The descent ends at a beautiful medieval fifteenth century stone bridge spanning the Rio Arga. We cross with legs of jelly and walk into Zubiri.

It is about 3 pm as we enter the village and I am completely exhausted for we have walked 22 Kilometers up and down some very steep terrain. I collapse on some stone steps and Pam (being the super trooper she is) sets off to find some accommodation.

While she is gone I hear the chilling news that one of the pilgrims riding the Camino on a pushbike has taken a spill on the steep descent and broken his hip. For him the Camino is over.

Pam returns saying there are four Albuergues in Zubiri and a few hotels and by this time in the afternoon we discover that three out of four Albergues as well as all the hotels are completely full.

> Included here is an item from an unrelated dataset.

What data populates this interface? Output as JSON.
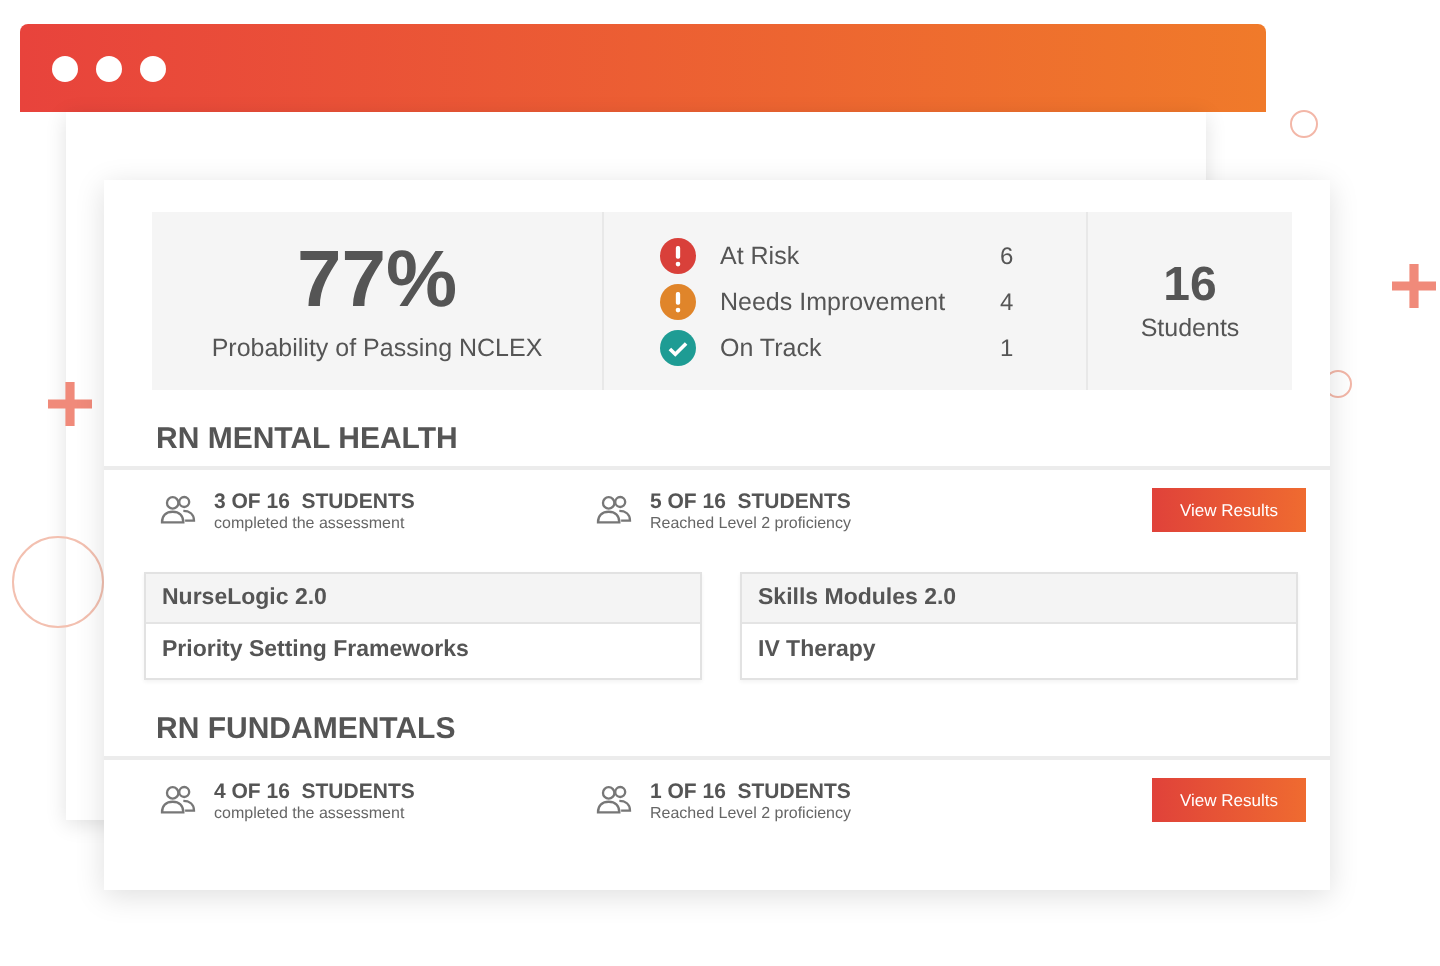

We are both stressed and nearly in tears when we see a couple of British ladies (Susan and Amy) we had met at the first Albergue Orisson and had a drink with at Roncesvalles who tell us they are staying at a private Albergue El Palo de Avellano and there are a couple of beds left.

We are fortunate to get beds and having showered go down stairs. The Canadian couple Mark and Tammy are downstairs in the lounge with Susan and Amy by the time we come down. Mark for some reason always seems surprised to see we have made it.

We have a couple of drinks and a lot of laughs with Susan, Amy and their British friend Tim at a local bar before making our way back to to the Albergue for the delicious pilgrims meal.

That night we share a room with a polite young Spanish couple, a young and older lady from Finland and an older married couple Carl and Lesley from the USA. The last few beds in the Avellano cost a little extra and we are in single beds rather than bunks tonight.

zzzzzzzzzzzzzz

PLL

Mick and Pam

One thought on “Roncesvalles to Zubiri

  1. Mick, although you dont know me, I am a foodie like your dear Pam whom i miss no end at work! Please tell me more about these delicious pilgrim meals you are consuming, after such a long day you both must be starving!